Each of the challenges I've participated in with this group have challenged me in one way or another. This one - portrait - was no exception. I started out with an idea of doing a portrait of myself, and then quickly abandoned it. Instead, I chose to do a fantasy portrait and have some fun.
Meet Fizzle. While thinking about this portrait, I watched a YouTube class from Alex Anderson on making portraits. She suggested putting little bits of ourselves into the portrait. Fizzle is a little bit about my mother and a little bit about me, and a lot of fantasy. My mother's name was Phyllis, but one of my cousins frequently got away with calling her "Fizzle". My mother would always laugh when she called her that - but only she could use that name. My mother had red hair, but nothing like Fizzle's hair in this portrait. My mother also had green eyes, so I featured them for fun.

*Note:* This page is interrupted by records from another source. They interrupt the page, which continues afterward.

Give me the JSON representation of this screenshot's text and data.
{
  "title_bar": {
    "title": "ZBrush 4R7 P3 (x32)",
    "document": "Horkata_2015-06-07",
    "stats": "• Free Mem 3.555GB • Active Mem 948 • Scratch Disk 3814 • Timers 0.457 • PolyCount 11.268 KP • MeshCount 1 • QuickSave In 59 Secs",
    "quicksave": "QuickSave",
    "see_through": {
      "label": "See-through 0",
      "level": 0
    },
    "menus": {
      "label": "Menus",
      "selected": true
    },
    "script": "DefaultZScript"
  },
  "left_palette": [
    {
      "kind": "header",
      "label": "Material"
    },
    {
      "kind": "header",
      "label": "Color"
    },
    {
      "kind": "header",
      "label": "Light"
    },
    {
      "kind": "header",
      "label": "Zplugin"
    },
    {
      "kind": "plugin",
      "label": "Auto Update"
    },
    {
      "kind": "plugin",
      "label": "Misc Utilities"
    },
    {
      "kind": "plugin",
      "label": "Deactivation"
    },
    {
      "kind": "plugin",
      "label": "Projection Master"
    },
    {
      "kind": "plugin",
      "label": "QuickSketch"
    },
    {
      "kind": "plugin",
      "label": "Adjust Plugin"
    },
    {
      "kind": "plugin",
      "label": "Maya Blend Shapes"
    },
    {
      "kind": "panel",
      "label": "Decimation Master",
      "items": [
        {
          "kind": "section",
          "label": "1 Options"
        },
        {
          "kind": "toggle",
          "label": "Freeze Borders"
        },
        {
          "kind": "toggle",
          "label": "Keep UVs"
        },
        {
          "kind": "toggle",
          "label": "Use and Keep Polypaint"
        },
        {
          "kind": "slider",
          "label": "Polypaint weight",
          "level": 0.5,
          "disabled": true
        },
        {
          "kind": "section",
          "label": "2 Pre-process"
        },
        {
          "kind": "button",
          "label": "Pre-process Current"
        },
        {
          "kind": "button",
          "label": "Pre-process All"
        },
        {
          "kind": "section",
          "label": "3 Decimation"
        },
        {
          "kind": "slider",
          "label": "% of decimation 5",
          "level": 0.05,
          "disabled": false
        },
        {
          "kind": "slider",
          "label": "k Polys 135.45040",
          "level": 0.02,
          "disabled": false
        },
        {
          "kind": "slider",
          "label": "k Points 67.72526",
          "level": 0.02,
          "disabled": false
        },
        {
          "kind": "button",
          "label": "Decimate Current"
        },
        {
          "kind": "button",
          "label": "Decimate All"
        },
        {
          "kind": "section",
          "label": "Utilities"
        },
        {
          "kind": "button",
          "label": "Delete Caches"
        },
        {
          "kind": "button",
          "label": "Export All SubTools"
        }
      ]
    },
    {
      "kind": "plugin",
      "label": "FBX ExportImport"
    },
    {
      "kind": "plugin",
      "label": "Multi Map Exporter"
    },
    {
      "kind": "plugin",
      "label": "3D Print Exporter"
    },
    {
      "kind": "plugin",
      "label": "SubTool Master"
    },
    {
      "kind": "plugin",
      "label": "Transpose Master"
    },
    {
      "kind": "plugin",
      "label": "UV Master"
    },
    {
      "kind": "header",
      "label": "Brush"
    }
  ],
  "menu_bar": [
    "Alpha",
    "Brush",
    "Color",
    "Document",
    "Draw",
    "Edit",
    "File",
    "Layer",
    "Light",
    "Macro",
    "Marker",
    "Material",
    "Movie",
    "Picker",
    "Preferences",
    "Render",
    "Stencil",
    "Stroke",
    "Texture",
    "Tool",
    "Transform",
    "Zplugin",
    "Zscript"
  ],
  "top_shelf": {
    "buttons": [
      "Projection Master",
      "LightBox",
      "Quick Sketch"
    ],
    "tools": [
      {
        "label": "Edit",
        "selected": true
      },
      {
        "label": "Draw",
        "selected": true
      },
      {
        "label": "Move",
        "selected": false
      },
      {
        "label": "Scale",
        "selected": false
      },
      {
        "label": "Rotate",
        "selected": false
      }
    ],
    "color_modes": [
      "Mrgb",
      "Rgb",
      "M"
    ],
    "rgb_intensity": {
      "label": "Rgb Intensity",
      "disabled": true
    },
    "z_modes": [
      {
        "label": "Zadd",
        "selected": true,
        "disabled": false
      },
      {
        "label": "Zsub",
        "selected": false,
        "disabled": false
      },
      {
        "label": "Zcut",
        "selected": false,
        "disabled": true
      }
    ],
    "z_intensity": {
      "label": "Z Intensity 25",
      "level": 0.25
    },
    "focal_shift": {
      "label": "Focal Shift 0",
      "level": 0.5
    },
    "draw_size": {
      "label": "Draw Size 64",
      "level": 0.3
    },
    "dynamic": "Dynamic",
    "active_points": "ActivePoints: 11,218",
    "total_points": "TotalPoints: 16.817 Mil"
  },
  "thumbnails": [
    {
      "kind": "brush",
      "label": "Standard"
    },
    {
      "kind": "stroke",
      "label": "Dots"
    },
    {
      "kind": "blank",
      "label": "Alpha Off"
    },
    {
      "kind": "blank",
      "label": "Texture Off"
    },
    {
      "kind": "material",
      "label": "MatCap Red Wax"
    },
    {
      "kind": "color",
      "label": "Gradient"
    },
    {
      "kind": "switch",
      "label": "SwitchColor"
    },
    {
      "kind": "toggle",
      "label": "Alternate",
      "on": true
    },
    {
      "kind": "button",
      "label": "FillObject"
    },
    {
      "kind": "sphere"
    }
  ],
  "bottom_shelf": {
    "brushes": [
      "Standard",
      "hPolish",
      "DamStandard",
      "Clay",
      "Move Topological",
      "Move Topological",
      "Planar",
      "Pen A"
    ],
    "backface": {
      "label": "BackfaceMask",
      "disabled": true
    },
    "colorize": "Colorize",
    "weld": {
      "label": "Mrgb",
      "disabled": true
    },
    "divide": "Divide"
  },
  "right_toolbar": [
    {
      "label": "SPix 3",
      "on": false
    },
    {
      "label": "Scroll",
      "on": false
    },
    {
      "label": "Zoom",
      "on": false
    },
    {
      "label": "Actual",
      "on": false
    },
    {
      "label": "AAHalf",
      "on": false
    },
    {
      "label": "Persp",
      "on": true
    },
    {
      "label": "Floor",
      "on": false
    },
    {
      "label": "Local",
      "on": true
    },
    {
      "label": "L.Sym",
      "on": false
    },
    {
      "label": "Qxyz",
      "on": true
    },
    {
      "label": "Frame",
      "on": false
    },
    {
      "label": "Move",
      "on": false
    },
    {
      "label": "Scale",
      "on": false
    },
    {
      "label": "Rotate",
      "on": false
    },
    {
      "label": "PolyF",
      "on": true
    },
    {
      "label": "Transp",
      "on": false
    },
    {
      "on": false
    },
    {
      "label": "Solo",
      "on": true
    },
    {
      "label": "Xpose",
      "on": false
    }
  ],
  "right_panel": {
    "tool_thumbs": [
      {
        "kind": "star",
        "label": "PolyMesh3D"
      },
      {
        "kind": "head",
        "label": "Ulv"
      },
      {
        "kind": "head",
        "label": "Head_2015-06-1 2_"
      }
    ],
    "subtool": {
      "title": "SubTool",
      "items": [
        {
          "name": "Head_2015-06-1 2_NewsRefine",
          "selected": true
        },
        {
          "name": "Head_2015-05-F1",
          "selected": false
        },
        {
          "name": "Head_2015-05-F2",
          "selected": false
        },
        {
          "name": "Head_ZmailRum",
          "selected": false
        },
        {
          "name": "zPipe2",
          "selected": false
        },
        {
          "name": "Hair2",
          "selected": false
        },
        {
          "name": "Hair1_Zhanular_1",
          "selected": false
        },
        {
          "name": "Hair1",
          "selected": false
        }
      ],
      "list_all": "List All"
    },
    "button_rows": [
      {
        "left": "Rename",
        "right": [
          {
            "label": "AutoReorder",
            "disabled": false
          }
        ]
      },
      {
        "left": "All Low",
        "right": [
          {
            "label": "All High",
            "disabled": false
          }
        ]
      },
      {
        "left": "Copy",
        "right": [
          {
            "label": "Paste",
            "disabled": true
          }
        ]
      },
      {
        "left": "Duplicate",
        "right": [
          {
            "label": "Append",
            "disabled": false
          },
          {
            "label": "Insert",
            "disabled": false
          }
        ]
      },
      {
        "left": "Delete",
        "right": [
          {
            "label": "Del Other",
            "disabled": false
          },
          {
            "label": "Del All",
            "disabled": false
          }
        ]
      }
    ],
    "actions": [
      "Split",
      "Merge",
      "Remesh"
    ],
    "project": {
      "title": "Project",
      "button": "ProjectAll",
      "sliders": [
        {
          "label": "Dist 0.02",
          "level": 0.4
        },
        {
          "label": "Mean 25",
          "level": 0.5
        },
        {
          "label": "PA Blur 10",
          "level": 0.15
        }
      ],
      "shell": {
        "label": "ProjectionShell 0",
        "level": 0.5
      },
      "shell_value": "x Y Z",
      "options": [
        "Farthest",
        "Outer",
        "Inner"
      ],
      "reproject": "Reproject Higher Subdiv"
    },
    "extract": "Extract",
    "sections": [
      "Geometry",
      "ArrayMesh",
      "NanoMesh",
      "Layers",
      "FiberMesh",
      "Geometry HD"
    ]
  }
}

Those eyes were such fun to make! The eyelashes and liner were cut from a piece of Marcia Derse fabric. I was amazed at how well it worked. See that blue nose? That's a nod to my favorite coffee shop - Blue Nose Coffee - I thought that was a fun addition. Of course, you can see Fizzle is wearing her favorite earrings, cats! I had to have cats in there somewhere!
Her dress with the feather print is a nod to our family's love of birds, and the wording "Inner Artist" just seemed perfect, too.
To construct the portrait, I started by building an improv background in scraps of low volume prints. I cut the portrait components randomly, using orange strips for the hair, a fussy cut piece from a Kaffe Fassett fabric for her headband, a Carrie Bloomston print for the dress. Fizzle's face is two-toned just to give some depth and so it doesn't just fade into the background. Her lips are another little fussy cut from that Kaffe fabric. Once I had the portrait laid out on the background, I deconstructed it and started attaching it to the background, starting with the neck, then the face, then the hair, etc. It is all done in raw edge applique, which I stitched down to the top before adding the batting and backing. Once the portrait was in place, and all pieces were stitched down, I added the batting and backing and used my beginner's level quilting to meander around the portrait. I used a smaller stipped around the arrows in the dress, and called it done. The binding is a black/white batik dot, which I thought worked pretty well.
The finished quilt is 16-1/2" square-ish.
I'm looking forward to the next challenge!